Transcaruncular approach: This approach can provide access to the anterior cranial fossa, nasal fossa and medial orbital wall.
Endoscopic endonasal approach (transellar and transorbital variants): Sagittal and coronal expansions of the approach to the sella can provide access to the optic nerve, chiasm and medial orbital wall for pathology extending to those areas or optic nerve decompression.
Transantral endoscopic approach : Although this approach is more used by ENT surgeons, it is important to understand its use alone or in combined approaches to access the maxillary sinus and orbital floor for pathology extending to those areas.
CSF leaks
Esthesioneuroblastoma
Encephaloceles
Extraconal tumors, as meningiomas, hemangiomas
Ethmoidal mucocele with or without orbit extension.

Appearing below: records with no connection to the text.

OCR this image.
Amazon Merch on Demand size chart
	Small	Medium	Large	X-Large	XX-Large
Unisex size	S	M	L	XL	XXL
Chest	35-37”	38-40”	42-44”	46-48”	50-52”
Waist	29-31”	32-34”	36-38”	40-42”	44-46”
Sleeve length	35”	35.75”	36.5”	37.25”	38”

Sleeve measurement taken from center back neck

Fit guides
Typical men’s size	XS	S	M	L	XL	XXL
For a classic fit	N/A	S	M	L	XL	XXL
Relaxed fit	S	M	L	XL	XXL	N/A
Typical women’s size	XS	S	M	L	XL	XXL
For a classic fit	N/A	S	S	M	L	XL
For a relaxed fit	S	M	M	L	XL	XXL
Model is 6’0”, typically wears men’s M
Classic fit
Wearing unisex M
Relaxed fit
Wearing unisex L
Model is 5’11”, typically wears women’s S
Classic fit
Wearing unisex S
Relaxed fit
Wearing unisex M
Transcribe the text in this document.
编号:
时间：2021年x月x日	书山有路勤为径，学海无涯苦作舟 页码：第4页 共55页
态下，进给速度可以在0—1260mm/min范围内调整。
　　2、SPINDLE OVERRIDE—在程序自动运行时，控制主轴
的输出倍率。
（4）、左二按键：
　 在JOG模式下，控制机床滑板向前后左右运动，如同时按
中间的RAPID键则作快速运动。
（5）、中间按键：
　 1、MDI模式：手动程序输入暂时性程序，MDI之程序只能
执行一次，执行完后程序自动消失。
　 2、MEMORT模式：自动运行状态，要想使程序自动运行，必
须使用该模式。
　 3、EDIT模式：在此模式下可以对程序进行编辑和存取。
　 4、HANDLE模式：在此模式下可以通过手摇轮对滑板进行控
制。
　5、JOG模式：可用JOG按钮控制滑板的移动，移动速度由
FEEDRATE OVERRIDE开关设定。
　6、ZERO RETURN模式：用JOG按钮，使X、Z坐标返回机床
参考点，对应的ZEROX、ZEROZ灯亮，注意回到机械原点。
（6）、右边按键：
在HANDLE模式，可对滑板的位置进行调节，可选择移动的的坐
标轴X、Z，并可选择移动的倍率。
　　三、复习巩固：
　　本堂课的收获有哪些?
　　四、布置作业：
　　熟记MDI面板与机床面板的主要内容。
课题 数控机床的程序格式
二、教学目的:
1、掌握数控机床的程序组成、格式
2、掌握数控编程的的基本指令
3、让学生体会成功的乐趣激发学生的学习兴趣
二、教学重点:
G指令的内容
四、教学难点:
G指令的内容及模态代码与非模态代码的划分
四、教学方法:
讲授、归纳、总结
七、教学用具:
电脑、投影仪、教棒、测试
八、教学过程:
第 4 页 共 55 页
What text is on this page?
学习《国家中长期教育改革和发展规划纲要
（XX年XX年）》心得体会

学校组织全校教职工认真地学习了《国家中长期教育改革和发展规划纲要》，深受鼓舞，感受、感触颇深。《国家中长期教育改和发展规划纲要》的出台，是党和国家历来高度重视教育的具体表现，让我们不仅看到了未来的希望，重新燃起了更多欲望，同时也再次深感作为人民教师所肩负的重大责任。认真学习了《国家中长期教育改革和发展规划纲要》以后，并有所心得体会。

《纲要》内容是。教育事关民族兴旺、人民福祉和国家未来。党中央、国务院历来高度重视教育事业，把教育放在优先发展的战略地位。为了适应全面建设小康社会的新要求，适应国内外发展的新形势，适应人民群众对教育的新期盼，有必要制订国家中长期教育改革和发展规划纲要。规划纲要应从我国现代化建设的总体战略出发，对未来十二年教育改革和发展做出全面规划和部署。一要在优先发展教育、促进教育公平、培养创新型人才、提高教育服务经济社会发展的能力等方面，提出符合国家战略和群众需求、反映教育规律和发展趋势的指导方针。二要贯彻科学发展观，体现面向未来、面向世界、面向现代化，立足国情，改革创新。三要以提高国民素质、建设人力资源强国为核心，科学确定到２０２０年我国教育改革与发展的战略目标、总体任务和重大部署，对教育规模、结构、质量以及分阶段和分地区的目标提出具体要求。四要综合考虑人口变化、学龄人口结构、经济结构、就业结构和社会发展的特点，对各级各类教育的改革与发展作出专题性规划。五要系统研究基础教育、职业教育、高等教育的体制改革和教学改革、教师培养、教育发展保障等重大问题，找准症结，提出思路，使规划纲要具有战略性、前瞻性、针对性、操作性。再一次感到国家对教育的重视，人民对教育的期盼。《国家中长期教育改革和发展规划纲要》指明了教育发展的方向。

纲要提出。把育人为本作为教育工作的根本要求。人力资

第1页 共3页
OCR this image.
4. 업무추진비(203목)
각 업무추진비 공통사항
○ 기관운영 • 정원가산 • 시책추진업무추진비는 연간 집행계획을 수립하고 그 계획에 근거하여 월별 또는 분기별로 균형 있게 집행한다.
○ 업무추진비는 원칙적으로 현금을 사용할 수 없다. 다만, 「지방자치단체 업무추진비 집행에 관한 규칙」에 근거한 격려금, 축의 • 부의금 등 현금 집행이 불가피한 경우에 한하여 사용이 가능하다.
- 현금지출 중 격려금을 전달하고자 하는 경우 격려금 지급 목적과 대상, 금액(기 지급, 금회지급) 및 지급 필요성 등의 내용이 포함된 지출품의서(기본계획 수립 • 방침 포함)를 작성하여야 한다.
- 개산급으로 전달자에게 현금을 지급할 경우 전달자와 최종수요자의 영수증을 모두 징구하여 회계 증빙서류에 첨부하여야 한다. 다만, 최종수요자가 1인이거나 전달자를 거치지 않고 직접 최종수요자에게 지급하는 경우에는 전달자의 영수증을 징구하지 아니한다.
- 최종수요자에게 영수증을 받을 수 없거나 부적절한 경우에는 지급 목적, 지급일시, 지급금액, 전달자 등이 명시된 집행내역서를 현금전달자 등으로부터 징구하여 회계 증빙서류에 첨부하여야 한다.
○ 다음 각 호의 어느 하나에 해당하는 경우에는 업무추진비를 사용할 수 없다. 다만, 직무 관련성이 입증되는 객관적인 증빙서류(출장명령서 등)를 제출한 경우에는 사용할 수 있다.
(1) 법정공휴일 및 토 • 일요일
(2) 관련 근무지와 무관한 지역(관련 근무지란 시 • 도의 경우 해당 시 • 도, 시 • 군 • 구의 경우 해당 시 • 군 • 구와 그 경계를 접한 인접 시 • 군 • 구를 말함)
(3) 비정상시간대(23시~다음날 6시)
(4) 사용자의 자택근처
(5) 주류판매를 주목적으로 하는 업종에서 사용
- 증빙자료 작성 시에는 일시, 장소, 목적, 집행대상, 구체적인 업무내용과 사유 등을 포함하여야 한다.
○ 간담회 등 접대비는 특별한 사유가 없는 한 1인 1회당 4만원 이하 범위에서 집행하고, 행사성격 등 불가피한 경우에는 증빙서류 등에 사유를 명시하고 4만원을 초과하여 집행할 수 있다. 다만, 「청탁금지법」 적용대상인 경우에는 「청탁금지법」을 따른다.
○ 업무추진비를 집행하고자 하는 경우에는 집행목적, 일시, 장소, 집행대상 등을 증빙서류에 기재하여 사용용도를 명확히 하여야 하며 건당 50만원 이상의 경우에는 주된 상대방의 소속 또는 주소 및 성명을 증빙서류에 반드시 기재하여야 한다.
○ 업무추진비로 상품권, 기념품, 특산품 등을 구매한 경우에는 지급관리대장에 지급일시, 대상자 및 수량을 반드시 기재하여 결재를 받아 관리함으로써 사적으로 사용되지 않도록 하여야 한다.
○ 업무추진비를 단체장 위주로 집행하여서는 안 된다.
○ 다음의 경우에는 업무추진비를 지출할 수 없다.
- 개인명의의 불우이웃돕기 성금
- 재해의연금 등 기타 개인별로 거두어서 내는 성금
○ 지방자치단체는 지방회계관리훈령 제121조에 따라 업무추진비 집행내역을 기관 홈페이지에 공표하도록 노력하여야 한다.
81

The head is positioned slightly extended (10°) and rotated contralateral to the lesion such that the eye is parallel to the floor and the surgeon is working perpendicular to the floor.
A corneal shield is recommended to avoid dehydration and abrasion of the cornea and conjunctiva.
Conjunctival topical anesthetic is applied with lidocaine eye drops and the upper eyelid and medial canthus are infiltrated with lidocaine.
The precaruncular incision is made between the semilunar fold and caruncle and can be extended to the superior and inferior fornices avoiding the lacrimal system ( Figure 36.5 ).